In his first interview since becoming ECB president on November 1, Mr Draghi said struggling eurozone countries that quit the currency bloc would face still greater economic pain. For remaining members, European Union law would have been broken and “you never know how it ends really,” he said.

Countries that left and devalued their currency would create “a big inflation” and fail to escape from structural reforms that would still have to be implemented “but in a much weaker position,” Mr Draghi told the Financial Times.

To fight the crisis, Mr Draghi stressed the importance of unprecedented measures taken by the ECB to shore-up eurozone banks – which include its first ever offer of unlimited three-year loans this week.

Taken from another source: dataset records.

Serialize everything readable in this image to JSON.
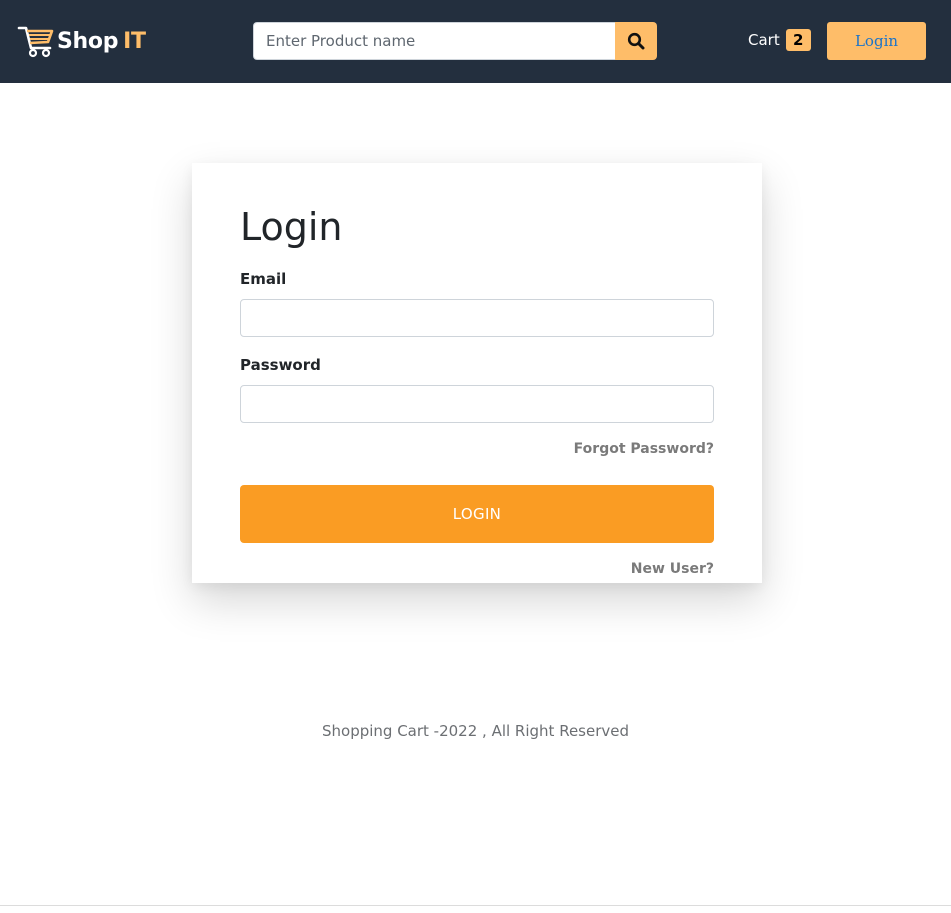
{
  "header": {
    "brand": {
      "name": "Shop",
      "accent": "IT",
      "icon": "shopping-cart-icon"
    },
    "search": {
      "placeholder": "Enter Product name",
      "value": "",
      "button_icon": "search-icon"
    },
    "cart": {
      "label": "Cart",
      "count": "2"
    },
    "login_label": "Login"
  },
  "login_form": {
    "title": "Login",
    "email_label": "Email",
    "email_value": "",
    "password_label": "Password",
    "password_value": "",
    "forgot_link": "Forgot Password?",
    "submit_label": "LOGIN",
    "new_user_link": "New User?"
  },
  "footer": {
    "text": "Shopping Cart -2022 , All Right Reserved"
  },
  "colors": {
    "navbar_bg": "#232f3e",
    "accent": "#febd69",
    "submit_button": "#fa9c23",
    "login_button_text": "#1a73c9"
  }
}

He emphasized, however, that the region’s politicians had to take the lead in rebuilding investor confidence in eurozone public finances – by ensuring fiscal discipline and making fully operational Europe’s rescue fund, the European Financial Stability Facility .

The ECB would be able to act as agent to the EFSF in financial market operations from January – speeding its implementation, Mr Draghi said. He expressed hope that the fund’s resources would be enlarged after a review in March. “I think that if one can show its usefulness in its present size, the argument for its enlargement would be much stronger,” he said.

But Mr Draghi was cautious about commenting in detail on the ECB’s own government bond purchasing program, which has seen it acquiring more than 200 billion euros of largely southern European debt since May 2010.

Many European politicians and economists argue the only solution to the crisis is a massive escalation of the program, but just how controversial that is within the ECB was underlined over the weekend as Jürgen Stark, the bank’s top German executive, made clear it was his objections to the program that prompted his resignation.

Mr Stark, who steps down at the end of the year, said in September he was resigning due to “personal reasons”. However, Mr Stark has now told a German magazine: “There is one big topic that explains [my resignation] – I am not satisfied with how this currency union has developed.” He also alluded to the ECB bond-buying program.

Mr Draghi said the program would remain justified as long as the financial market “channels” by which its interest rate decisions are transmitted to the real economy remained “seriously impaired”. However, he stressed the EU ban on central bank funding of governments. Asked if that set limits on the ECB’s bond buying, Mr Draghi instead emphasized the need to ensure governments were “trusted on fiscal discipline and structural reforms”.

He hinted he opposed the ECB setting target limits for eurozone government bond yields or for the spread between the interest rate on German and other eurozone government debt. “Monetary policy cannot do everything,” he warned.

Mr Draghi also appeared to rule out US or UK style “quantitative easing ” – embarking on large government bond purchases to boost economic growth – even if the eurozone fell into a deep recession. “The important thing is to restore the trust of the people – citizens as well as investors – in our continent. We won’t achieve that by destroying the credibility of the ECB.”